The rest is cysteine, which is due to reduced renal reabsorption of amino acids such as cystine.

Diagnosis can be made on the basis of history and examination. Radiological tools frequently used to aid diagnosis include CT scan without contrast medium or ultrasound of the kidneys and bladder. Less commonly used imaging methods include abdominal radiography, intravenous pyelogram, and MRI.
If untreated kidney damage and failure from progressive obstruction. Kidney stones also predispose patients to infection secondary to the obstruction and the trauma they cause. Treatment in acute patients includes supportive treatment to allow passage of the stone. Medical treatment used includes analgesia, commonly NSAIDs and opioids, and agents to promote stone passage, such as alpha-blockers, calcium channel blockers, and antispastics. Surgery may be necessary if there are serious complications from stones or if the stone is large and cannot be expelled with conservative treatment. Surgical interventions include lithotripsy (using laser or electricity), laparoscopic stone removal, or percutaneous stone removal. Rarely, open surgery is required.

.

What advantages does the Monash University anatomical dissection collection offer over plastic models or plastinated human specimens?

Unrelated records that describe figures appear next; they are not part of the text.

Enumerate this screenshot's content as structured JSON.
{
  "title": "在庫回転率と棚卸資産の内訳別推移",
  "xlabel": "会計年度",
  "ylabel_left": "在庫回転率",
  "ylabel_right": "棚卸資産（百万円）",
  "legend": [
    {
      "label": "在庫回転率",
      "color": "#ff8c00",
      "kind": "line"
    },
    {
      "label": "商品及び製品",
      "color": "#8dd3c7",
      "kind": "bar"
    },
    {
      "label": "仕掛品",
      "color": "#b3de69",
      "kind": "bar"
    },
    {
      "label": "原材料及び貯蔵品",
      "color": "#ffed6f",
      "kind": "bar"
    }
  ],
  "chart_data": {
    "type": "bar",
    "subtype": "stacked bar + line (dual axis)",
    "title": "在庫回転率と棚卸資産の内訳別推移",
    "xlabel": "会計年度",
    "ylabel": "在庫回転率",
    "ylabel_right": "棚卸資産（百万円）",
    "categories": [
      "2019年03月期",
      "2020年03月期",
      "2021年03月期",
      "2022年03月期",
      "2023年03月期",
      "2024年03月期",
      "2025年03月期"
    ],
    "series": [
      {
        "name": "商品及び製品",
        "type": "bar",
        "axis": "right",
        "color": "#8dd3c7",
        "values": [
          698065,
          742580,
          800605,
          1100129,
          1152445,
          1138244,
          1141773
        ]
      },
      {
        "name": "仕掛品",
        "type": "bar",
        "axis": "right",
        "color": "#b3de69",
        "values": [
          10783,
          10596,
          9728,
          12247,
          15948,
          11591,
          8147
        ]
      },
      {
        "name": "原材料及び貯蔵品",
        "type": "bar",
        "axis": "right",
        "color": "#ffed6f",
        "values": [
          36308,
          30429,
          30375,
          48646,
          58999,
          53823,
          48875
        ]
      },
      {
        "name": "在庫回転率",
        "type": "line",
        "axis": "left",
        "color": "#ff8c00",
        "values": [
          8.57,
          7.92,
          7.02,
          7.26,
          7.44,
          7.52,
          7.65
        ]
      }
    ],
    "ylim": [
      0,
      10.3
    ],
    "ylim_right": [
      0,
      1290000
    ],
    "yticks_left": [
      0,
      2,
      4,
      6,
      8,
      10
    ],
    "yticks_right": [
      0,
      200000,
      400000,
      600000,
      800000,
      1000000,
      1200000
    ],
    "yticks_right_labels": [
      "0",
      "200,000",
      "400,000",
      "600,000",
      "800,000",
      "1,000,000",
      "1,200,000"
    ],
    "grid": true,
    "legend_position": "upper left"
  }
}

  • Each body replica has been carefully created from selected patient X-ray data or human cadaver specimens selected by a highly trained team of anatomists at the Monash University Center for Human Anatomy Education to illustrate a range of clinically important areas of anatomy with a quality and fidelity that cannot be achieved with conventional anatomical models-this is real anatomy, not stylized anatomy.
  • Each body replica has been rigorously checked by a team of highly trained anatomists at the Center for Human Anatomy Education, Monash University, to ensure the anatomical accuracy of the final product.
  • The body replicas are not real human tissue and therefore not subject to any barriers of transportation, import, or use in educational facilities that do not hold an anatomy license. The Monash 3D Anatomy dissection series avoids these and other ethical issues that are raised when dealing with plastinated human remains.